A senior advisor to President Bush said the report was "positive" but the risk of a nuclear Iran remained "serious".
Iran is currently under sanctions from both the UN Security Council, which is demanding the end of uranium enrichment, and unilateral US sanctions.
The declassified summary of the report, which draws together information from the US's 16 intelligence agencies, says with "high confidence" that Iran stopped its nuclear weapons programme in 2003 "in response to international pressure".
The assessment says with "moderate confidence" that the programme has not restarted.
This is a turnaround from previous assessments, when US intelligence agencies believed Iran was trying to develop a nuclear weapon.
Iran made "significant progress" in 2007 installing gas centrifuges used to enrich uranium - a process necessary for producing the fissile nuclear material needed to build a nuclear bomb, the report says.

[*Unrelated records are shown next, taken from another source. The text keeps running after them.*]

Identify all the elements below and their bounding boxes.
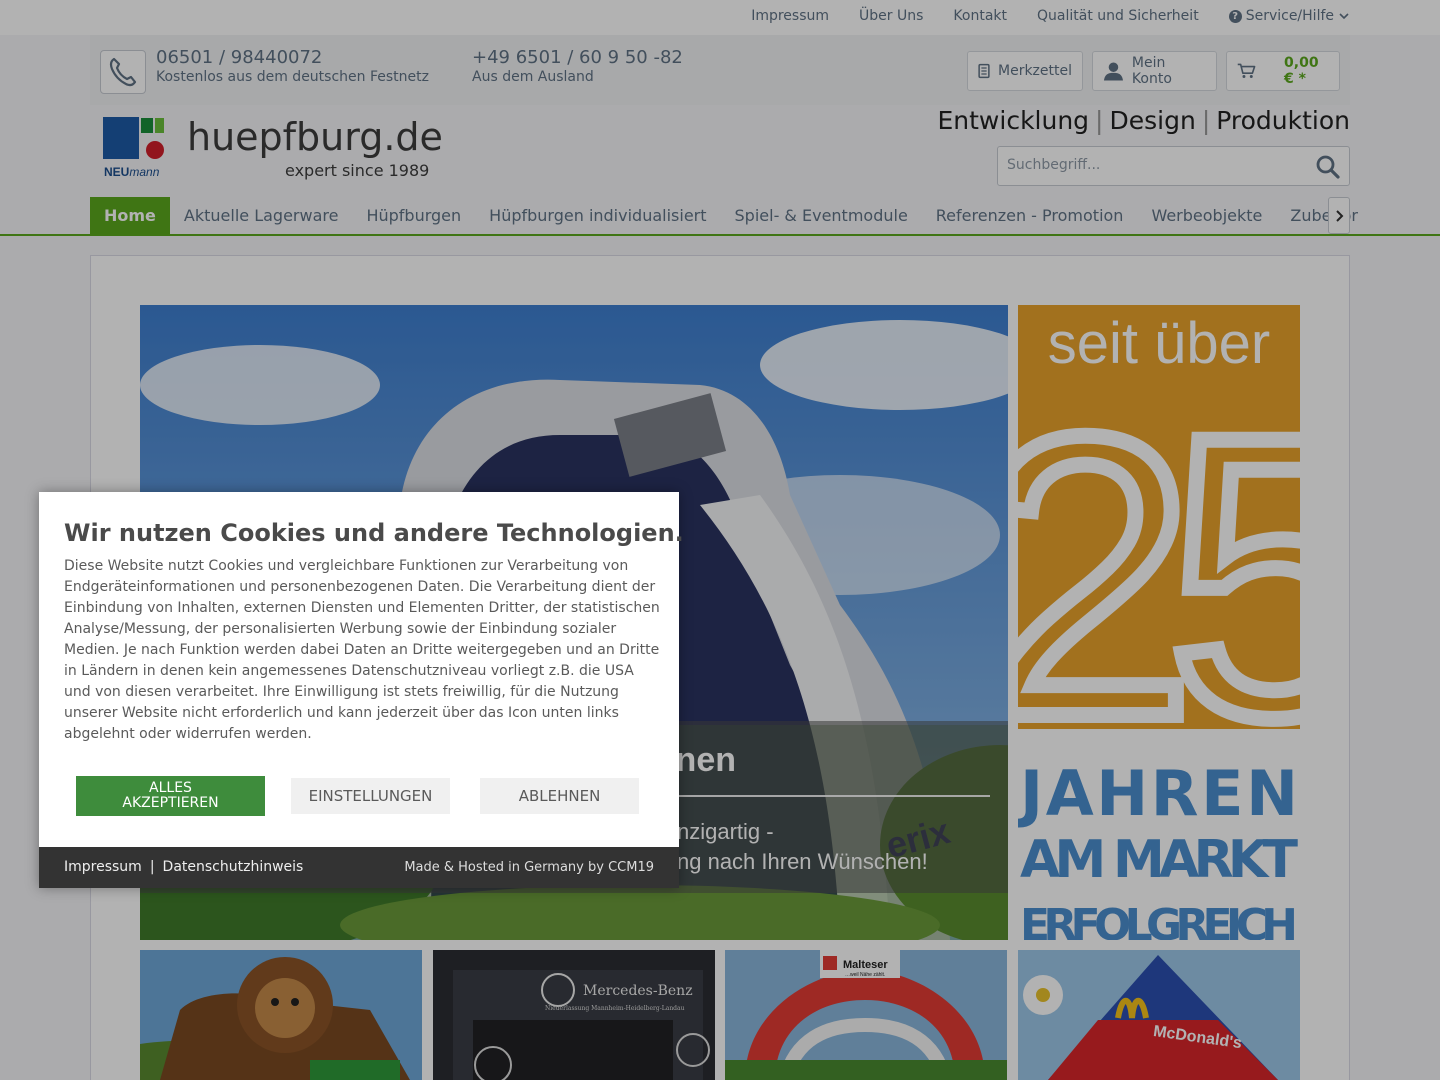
cookie-privacy-link[interactable]: Datenschutzhinweis bbox=[163, 859, 304, 875]
cookie-footer: Impressum | Datenschutzhinweis Made & Ho… bbox=[39, 847, 679, 888]
cookie-text: Diese Website nutzt Cookies und vergleic… bbox=[64, 558, 660, 742]
cookie-consent-dialog: Wir nutzen Cookies und andere Technologi… bbox=[39, 492, 684, 888]
cookie-title: Wir nutzen Cookies und andere Technologi… bbox=[64, 519, 684, 547]
accept-all-label-line2: AKZEPTIEREN bbox=[122, 795, 219, 811]
accept-all-button[interactable]: ALLES AKZEPTIEREN bbox=[76, 776, 265, 816]
decline-button[interactable]: ABLEHNEN bbox=[480, 778, 639, 814]
cookie-footer-separator: | bbox=[149, 859, 155, 875]
cookie-impressum-link[interactable]: Impressum bbox=[64, 859, 142, 875]
accept-all-label-line1: ALLES bbox=[149, 780, 192, 796]
cookie-made-by[interactable]: Made & Hosted in Germany by CCM19 bbox=[404, 860, 654, 875]
cookie-settings-button[interactable]: EINSTELLUNGEN bbox=[291, 778, 450, 814]
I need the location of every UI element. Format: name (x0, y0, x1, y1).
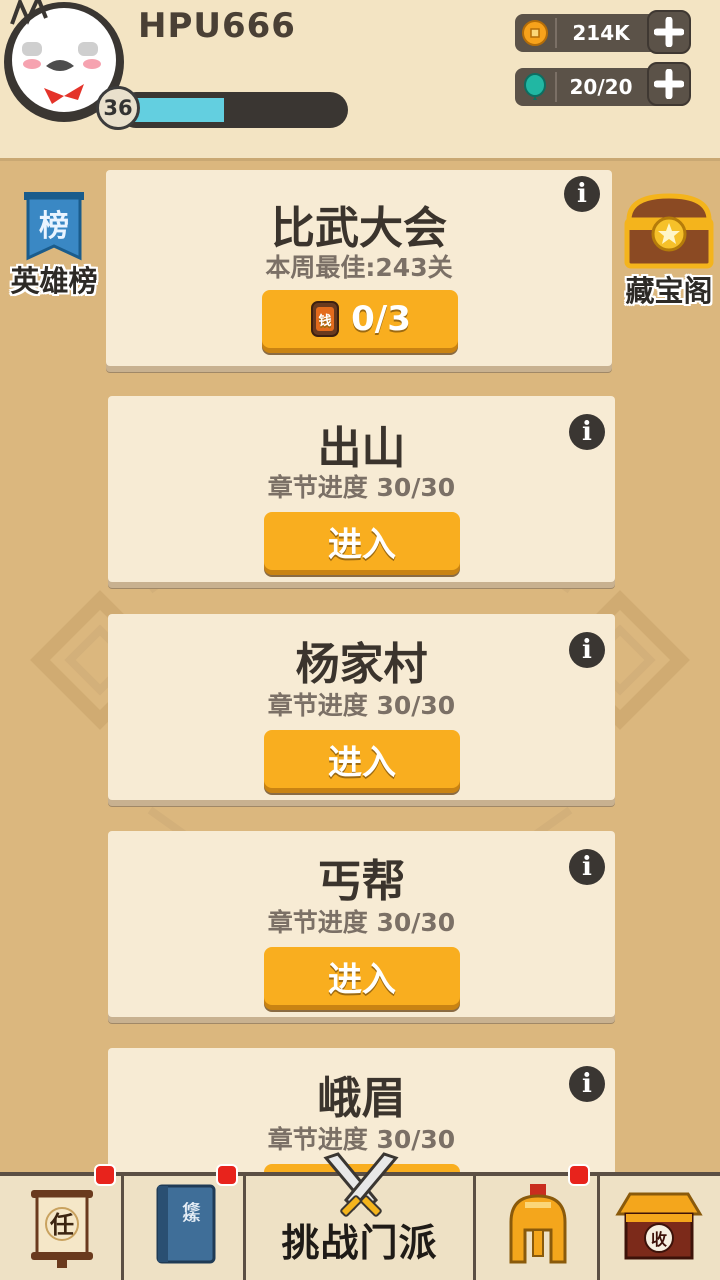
ticket-count: 0/3 (351, 299, 411, 339)
plus-icon (654, 17, 684, 47)
chapter-title: 峨眉 (317, 1073, 406, 1124)
ticket-text: 钱 (319, 313, 332, 329)
player-name: HPU666 (138, 6, 296, 46)
notification-dot (568, 1164, 590, 1186)
chapter-title: 杨家村 (295, 639, 428, 690)
nav-shop[interactable]: 收 (600, 1176, 720, 1280)
info-icon[interactable]: i (569, 849, 605, 885)
banner-text: 榜 (39, 209, 69, 244)
shop-building-icon: 收 (615, 1192, 703, 1260)
balloon-icon (524, 73, 546, 100)
treasure-button[interactable]: 藏宝阁 (618, 190, 720, 310)
leaderboard-button[interactable]: 榜 英雄榜 (4, 188, 104, 300)
xp-bar (118, 92, 348, 128)
player-header: 36 HPU666 214K 20/20 (0, 0, 720, 161)
treasure-label: 藏宝阁 (625, 274, 713, 308)
add-coins-button[interactable] (647, 10, 691, 54)
tournament-title: 比武大会 (271, 203, 447, 254)
shop-icon-text: 收 (651, 1230, 667, 1249)
banner-icon: 榜 (24, 192, 84, 261)
tournament-card: 比武大会 本周最佳:243关 i 钱 0/3 (106, 170, 612, 366)
tournament-best: 本周最佳:243关 (265, 253, 453, 282)
notification-dot (216, 1164, 238, 1186)
nav-tasks[interactable]: 任 (0, 1164, 124, 1280)
stamina-value: 20/20 (569, 75, 633, 99)
nav-challenge-sects[interactable]: 挑战门派 (246, 1152, 476, 1280)
training-icon-text: 修炼 (180, 1201, 202, 1222)
enter-button[interactable]: 进入 (264, 730, 460, 788)
treasure-chest-icon (624, 193, 714, 269)
chapter-progress: 章节进度 30/30 (267, 908, 456, 937)
tasks-icon-text: 任 (49, 1211, 74, 1239)
ticket-icon: 钱 (311, 301, 340, 337)
chapter-title: 出山 (317, 423, 406, 474)
coin-value: 214K (572, 21, 630, 45)
chapter-title: 丐帮 (317, 856, 406, 907)
notification-dot (94, 1164, 116, 1186)
nav-training[interactable]: 修炼 (124, 1164, 246, 1280)
tournament-start-button[interactable]: 钱 0/3 (262, 290, 458, 348)
book-icon: 修炼 (156, 1184, 216, 1264)
chapter-card: 杨家村 章节进度 30/30 i 进入 (108, 614, 615, 800)
level-badge: 36 (96, 86, 140, 130)
chapter-card: 出山 章节进度 30/30 i 进入 (108, 396, 615, 582)
info-icon[interactable]: i (569, 414, 605, 450)
helmet-icon (509, 1184, 567, 1264)
nav-equipment[interactable] (476, 1164, 600, 1280)
info-icon[interactable]: i (569, 1066, 605, 1102)
enter-button[interactable]: 进入 (264, 947, 460, 1005)
info-icon[interactable]: i (564, 176, 600, 212)
chapter-card: 丐帮 章节进度 30/30 i 进入 (108, 831, 615, 1017)
enter-button[interactable]: 进入 (264, 512, 460, 570)
add-stamina-button[interactable] (647, 62, 691, 106)
plus-icon (654, 69, 684, 99)
challenge-label: 挑战门派 (281, 1221, 438, 1265)
info-icon[interactable]: i (569, 632, 605, 668)
chapter-progress: 章节进度 30/30 (267, 473, 456, 502)
leaderboard-label: 英雄榜 (10, 264, 98, 298)
bottom-nav: 任 修炼 挑战门派 收 (0, 1152, 720, 1280)
scroll-icon: 任 (31, 1190, 93, 1268)
chapter-progress: 章节进度 30/30 (267, 691, 456, 720)
coin-icon (522, 20, 548, 46)
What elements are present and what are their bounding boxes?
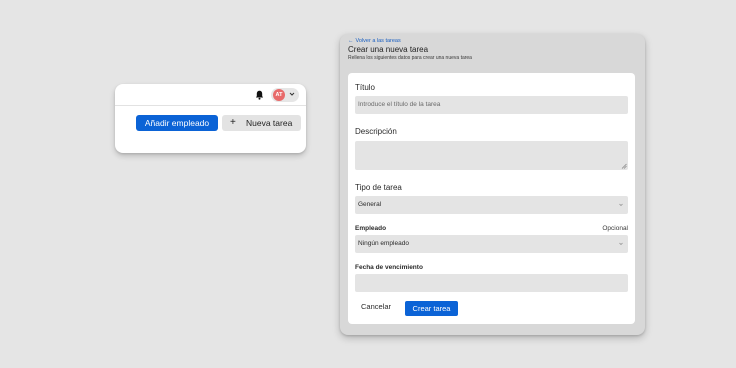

But the report's authors judge with "moderate confidence" that Iran "still faces significant technical problems" operating the new equipment.
And they conclude that the country is not likely to have enough highly enriched uranium to build a bomb until 2010-2015.
US National Security Advisor Stephen Hadley said the report's findings confirmed the US was "right to be worried" about Iran's nuclear ambitions and that President George W Bush had "the right strategy".
The international community should "turn up the pressure on Iran" using diplomatic isolation, UN sanctions and other financial leverage, he said.
The BBC News website's world affairs correspondent, Paul Reynolds, says the report is cautious in its assessment of Iran's nuclear activities and provides little evidence for those who would like an early military attack.
He says it will strengthen the hand of those who want further sanctions since it states that past pressure has worked.
BBC security correspondent Gordon Corera says the estimate is in stark contrast to the alarmist and hawkish language coming from some parts of the administration.
Last month Mr Bush warned that stopping Iran developing nuclear technology was vital to prevent World War III.